Downsizing – A crucial component of Portfolio Planning
As said before, company growth is absolutely necessary for surviving in business. Yet, only developing strategies for growing their business portfolios is not sufficient. Instead, the company must prepare and carry out strategies for downsizing as well. Downsizing is as necessary as growth for a sound portfolio planning.
Downsizing means nothing else then reducing the business portfolio. How? By eliminating products or SBUs. The company should eliminate those strategic business units that are not profitable or do no longer fit the company’s overall strategy. For example, the market environment might just change, leading to products or even whole markets that are not profitable for the company anymore. Or the firm might have entered too many international markets and now lacks experience and capabilities. Then, it may be better served by abandoning some SBUs and focus on the most promising ones, to concentrate the limited resources on the strongest products. This does especially hold in difficult economic times. But products or business units might also simply age and die.
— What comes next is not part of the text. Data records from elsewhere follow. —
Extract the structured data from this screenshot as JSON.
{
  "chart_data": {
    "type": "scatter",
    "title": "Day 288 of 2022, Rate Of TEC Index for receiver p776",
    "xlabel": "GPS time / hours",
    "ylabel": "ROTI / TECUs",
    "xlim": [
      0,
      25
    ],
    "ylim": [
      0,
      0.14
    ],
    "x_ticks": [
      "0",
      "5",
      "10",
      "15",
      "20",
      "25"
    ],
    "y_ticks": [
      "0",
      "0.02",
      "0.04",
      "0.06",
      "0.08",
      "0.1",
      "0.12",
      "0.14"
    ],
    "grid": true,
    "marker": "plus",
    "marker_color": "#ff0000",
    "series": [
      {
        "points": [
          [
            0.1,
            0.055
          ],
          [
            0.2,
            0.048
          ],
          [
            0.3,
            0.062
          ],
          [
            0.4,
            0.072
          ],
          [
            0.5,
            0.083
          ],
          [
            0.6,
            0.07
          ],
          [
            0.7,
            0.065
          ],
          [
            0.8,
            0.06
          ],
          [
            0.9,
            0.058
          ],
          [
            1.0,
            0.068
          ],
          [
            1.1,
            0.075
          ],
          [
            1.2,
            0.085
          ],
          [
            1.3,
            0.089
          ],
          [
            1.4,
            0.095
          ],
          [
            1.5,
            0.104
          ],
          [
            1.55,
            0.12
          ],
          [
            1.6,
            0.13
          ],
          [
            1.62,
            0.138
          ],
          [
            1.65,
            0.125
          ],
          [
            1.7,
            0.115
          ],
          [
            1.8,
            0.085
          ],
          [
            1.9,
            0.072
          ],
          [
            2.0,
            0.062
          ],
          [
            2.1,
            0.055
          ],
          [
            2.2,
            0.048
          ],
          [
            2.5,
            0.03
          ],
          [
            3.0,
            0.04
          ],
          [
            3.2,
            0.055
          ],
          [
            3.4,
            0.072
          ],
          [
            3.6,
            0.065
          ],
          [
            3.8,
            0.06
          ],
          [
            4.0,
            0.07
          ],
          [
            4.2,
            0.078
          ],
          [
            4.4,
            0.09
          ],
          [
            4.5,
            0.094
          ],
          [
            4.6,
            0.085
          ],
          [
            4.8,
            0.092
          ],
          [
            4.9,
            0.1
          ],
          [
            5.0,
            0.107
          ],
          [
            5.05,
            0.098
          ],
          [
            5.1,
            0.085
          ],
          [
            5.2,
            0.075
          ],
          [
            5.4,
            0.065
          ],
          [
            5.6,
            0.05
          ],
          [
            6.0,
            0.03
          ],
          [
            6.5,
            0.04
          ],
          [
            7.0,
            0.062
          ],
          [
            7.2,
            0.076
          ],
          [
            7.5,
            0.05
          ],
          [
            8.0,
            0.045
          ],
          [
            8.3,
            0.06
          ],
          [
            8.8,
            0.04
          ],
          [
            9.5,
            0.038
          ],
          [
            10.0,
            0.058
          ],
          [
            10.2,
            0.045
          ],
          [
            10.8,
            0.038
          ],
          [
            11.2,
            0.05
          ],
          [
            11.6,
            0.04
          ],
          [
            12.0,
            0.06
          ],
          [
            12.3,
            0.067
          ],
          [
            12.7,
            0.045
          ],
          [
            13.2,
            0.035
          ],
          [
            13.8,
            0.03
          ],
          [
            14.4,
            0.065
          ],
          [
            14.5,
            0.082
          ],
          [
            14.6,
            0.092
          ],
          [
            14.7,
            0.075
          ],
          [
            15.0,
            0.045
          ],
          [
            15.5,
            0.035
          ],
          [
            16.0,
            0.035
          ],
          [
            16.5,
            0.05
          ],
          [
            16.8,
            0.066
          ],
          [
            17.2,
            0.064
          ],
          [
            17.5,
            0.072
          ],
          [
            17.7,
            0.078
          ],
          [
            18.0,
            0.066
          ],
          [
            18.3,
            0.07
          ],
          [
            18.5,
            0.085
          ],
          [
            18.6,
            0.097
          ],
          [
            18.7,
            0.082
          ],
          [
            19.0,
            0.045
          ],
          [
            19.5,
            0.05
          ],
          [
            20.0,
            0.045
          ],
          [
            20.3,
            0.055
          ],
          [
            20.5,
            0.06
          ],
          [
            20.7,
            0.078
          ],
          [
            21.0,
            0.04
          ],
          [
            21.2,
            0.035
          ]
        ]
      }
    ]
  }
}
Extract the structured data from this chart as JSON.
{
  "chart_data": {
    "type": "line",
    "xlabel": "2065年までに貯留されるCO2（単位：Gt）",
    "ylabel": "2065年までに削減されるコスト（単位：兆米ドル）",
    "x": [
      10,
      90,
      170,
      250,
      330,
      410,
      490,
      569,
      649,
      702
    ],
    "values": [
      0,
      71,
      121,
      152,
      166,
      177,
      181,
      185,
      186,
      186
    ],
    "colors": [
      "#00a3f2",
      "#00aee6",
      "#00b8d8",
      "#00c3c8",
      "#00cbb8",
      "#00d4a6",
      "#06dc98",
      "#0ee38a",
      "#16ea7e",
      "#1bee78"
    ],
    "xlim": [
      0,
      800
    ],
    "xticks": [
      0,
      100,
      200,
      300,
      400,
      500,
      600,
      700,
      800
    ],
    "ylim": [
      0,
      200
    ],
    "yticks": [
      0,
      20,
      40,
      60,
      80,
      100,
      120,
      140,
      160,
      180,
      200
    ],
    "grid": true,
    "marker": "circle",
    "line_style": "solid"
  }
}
Downsizing can be accomplished by pruning, harvesting, or divesting SBUs. The aim should always be to focus on growth opportunities, instead of wasting energy by trying to salvage fading ones.
With a balanced business portfolio, both now and in the future, the company can make sure that it will always be able to create superior customer value. Only then, it can survive in the dynamic market, based on a perfect fit between the company’s strengths and weaknesses and opportunities in the environment.